Hayatını eğitime adayan 'Hacı Ata' dualarla anıldı
Orta Asya'da yaptığı eğitim hizmetleriyle gönüllerde taht kuran Hacı Yusuf Kemal Erimez namı diğer 'Hacı Ata', ölümünün 13. yıldönümünde unutulmadı
Yurtiçi ve yurtdışında binlerce öğrencinin yetişmesine vesile olan eğitim gönüllüsü, Topkapı'daki mezarı başında anıldı. 13 Mart 1997'de vefat eden Erimez, Türkiye'de Fatih Koleji'nin kurulmasına öncülük etmiş, Tacikistan, Özbekistan, Türkmenistan ve Kazakistan'ın da aralarında bulunduğu birçok Orta Asya ülkesinde onlarca okulun açılmasına vesile olmuştu.
'Okul adam' olarak zihinlere yerleşen Erimez'i yâd etmek için sabahın erken saatlerinden itibaren Topkapı'daki mezarı başına gelen sevenleri, Erimez için gözyaşı döküp dua etti. Fatih Koleji mezunlarının Anıt Mezar Camii'nde organize ettiği programda 'Hacı Ata' için Kur'an-ı Kerim ve mevlid-i şerif okundu. İyi bir eğitim alarak ülkelerine ve Türk dünyasına katkı sağlamaları için çabaladığı Tacik öğrenciler de 'Hacı Ata'larını unutmadı. Dostları ve oğulları, hayatının 30 yılını eğitime adayan Erimez'i anlatırken gözyaşlarına hakim olamadı. Hacı Ata'nın büyük oğlu Kamil Erimez, babasız geçen 13 yılın çok zor olduğunu, hayatının bir yanının hep eksik kaldığını söyledi. Babasının fedakârlığı ve samimiyeti ile insanların gönüllerine girdiğini belirten Erimez, onun bir vefa insanı olduğunu vurguladı. 7. Türkçe Olimpiyatlarında babası adına aldığı 'vefa ödülünü' ömrü boyunca gururla taşıyacağını ifade etti.

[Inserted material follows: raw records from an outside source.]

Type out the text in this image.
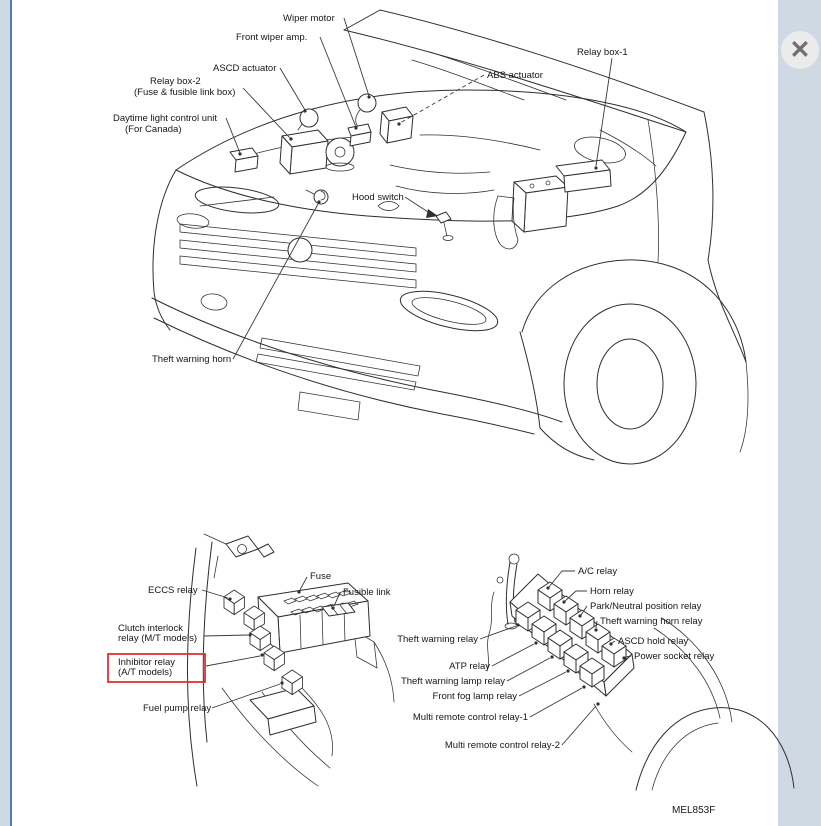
Wiper motor
Front wiper amp.
ASCD actuator
Relay box-2
(Fuse & fusible link box)
Daytime light control unit
(For Canada)
ABS actuator
Relay box-1
Hood switch
Theft warning horn
Fuse
ECCS relay	Fusible link
Clutch interlock
relay (M/T models)
Inhibitor relay
(A/T models)
Fuel pump relay
A/C relay
Horn relay
Park/Neutral position relay
Theft warning horn relay
ASCD hold relay
Power socket relay
Theft warning relay
ATP relay
Theft warning lamp relay
Front fog lamp relay
Multi remote control relay-1
Multi remote control relay-2
MEL853F
✕
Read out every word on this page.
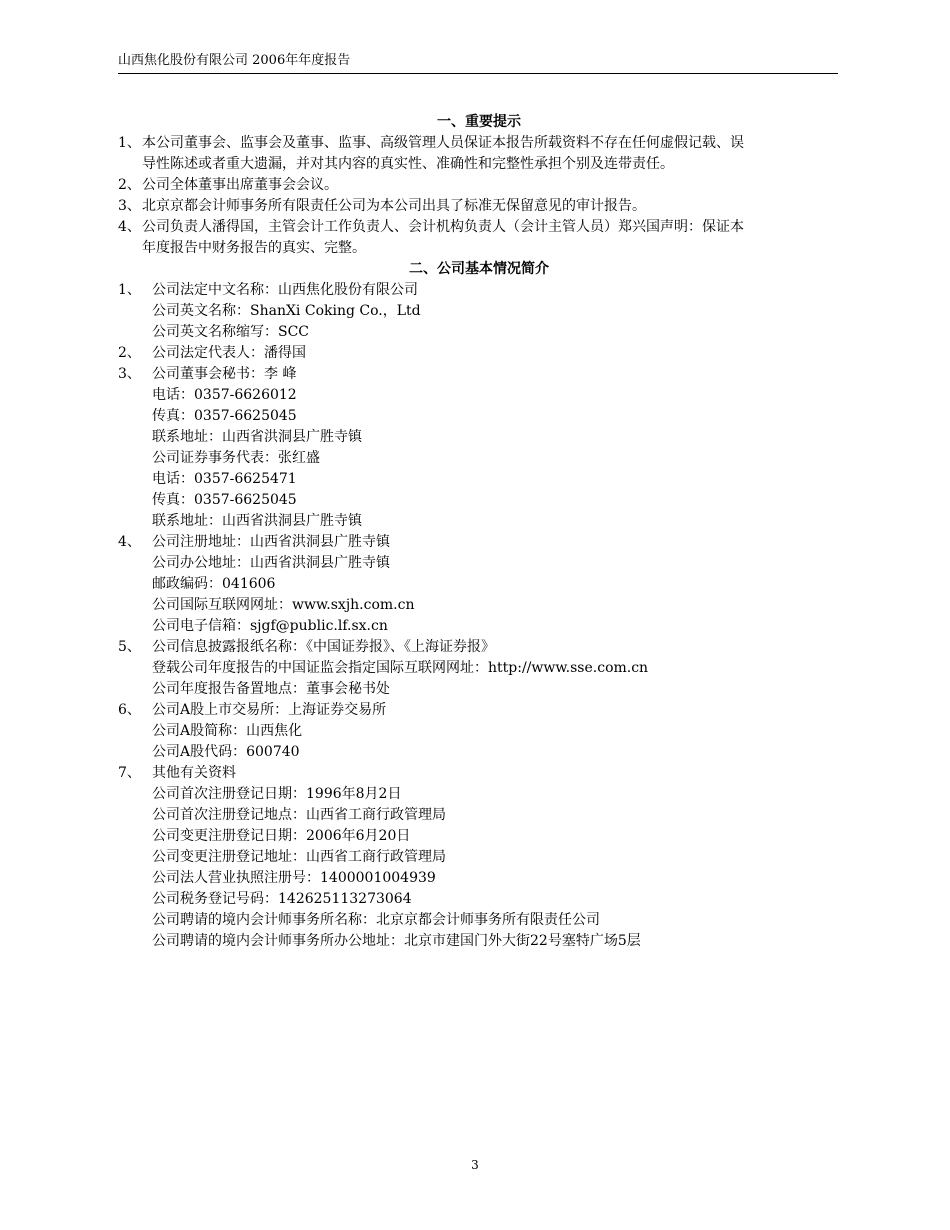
山西焦化股份有限公司 2006年年度报告
一、重要提示
1、 本公司董事会、监事会及董事、监事、高级管理人员保证本报告所载资料不存在任何虚假记载、误
导性陈述或者重大遗漏，并对其内容的真实性、准确性和完整性承担个别及连带责任。
2、 公司全体董事出席董事会会议。
3、 北京京都会计师事务所有限责任公司为本公司出具了标准无保留意见的审计报告。
4、 公司负责人潘得国，主管会计工作负责人、会计机构负责人（会计主管人员）郑兴国声明：保证本
年度报告中财务报告的真实、完整。
二、公司基本情况简介
1、 公司法定中文名称：山西焦化股份有限公司
公司英文名称：ShanXi Coking Co.，Ltd
公司英文名称缩写：SCC
2、 公司法定代表人：潘得国
3、 公司董事会秘书：李 峰
电话：0357-6626012
传真：0357-6625045
联系地址：山西省洪洞县广胜寺镇
公司证券事务代表：张红盛
电话：0357-6625471
传真：0357-6625045
联系地址：山西省洪洞县广胜寺镇
4、 公司注册地址：山西省洪洞县广胜寺镇
公司办公地址：山西省洪洞县广胜寺镇
邮政编码：041606
公司国际互联网网址：www.sxjh.com.cn
公司电子信箱：sjgf@public.lf.sx.cn
5、 公司信息披露报纸名称：《中国证券报》、《上海证券报》
登载公司年度报告的中国证监会指定国际互联网网址：http://www.sse.com.cn
公司年度报告备置地点：董事会秘书处
6、 公司A股上市交易所：上海证券交易所
公司A股简称：山西焦化
公司A股代码：600740
7、 其他有关资料
公司首次注册登记日期：1996年8月2日
公司首次注册登记地点：山西省工商行政管理局
公司变更注册登记日期：2006年6月20日
公司变更注册登记地址：山西省工商行政管理局
公司法人营业执照注册号：1400001004939
公司税务登记号码：142625113273064
公司聘请的境内会计师事务所名称：北京京都会计师事务所有限责任公司
公司聘请的境内会计师事务所办公地址：北京市建国门外大街22号塞特广场5层
3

Kamil Erimez, "Rahmetli babamın ulvi bir hedefi vardı, hayatı boyunca Allah'ın rızasını aradı. Bütün amacı buydu. Biz hayatımızı babasız geçirdik diyebiliriz. Kendini o derece bu işe vakfetmişti." dedi. Ondan hal dili ile terbiye aldıklarına dikkat çekerek, "Hizmet yaparken bütün maddi varlığını vakfetti. Evini de sattı. O varlıklı insan vefat edene kadar kiralık bir dairede kaldı. Belki bize maddi olarak bir şey bırakmadı ama manevi değeri çok +büyük miraslar bıraktı. Ektiği tohumların yeşerdiğini görünce çok mutlu oluyorum ve babamla gurur duyuyorum." diye konuştu. Babası ile unutamadığı bir anısını ise şöyle anlattı: "Babam bütün varlığını sattı, geçimimizi sağlamak için sadece bir zeytinlik bıraktı. Babamla zeytinleri toplayıp bir yere biriktirdik. Zeytinlere ham haliyle alıcı çıktı. Babam fiyatta anlaşarak zeytinleri sattı. Alıcılar daha sonra gelerek 'Hacı abi biz zarar ettik. Senin zeytinlerinden yağ çıkmadı' dediler. Babam da zararlarını sorarak paralarını geri verdi, zararlarını da karşıladı. Bir zaman sonra alıcıların zeytini sıktırmadıklarını, yalan söylediklerini öğrenince babam hemen avuçlarını açarak 'Allah'ım ben hakkımı helal ediyorum. Onlar bilmiyorlar, bilseler yapmazlardı. Onları bağışla.' diye onlar için dua etti."
Merhum'un İzmir'de yaşayan büyük oğlu Celal Erimez, babasıyla 40 yılda 40 akşam yemeğinde bir araya gelmediğini ifade etti. Bu durumun şikayet olarak algılanmaması gerektiğinin altını çizen Erimez, tam tersi kendisi için bir onur ve övünç kaynağı olduğunu vurguladı. Hacı Ata'nın arkadaşlarından Ertuğrul Çulhacı, onun Tacikistan'ı savaş döneminde dahi terk etmediğini ve okulların başında durduğunu aktardı. Yakın arkadaşı Fazlı Yüce ise bir anısını anlattı: "Bir ziyaretimde, ayak parmaklarını yakmıştı ve bu sebeple Başkurdistan'a gidemediği için gözyaşları döktüğünü gördüm."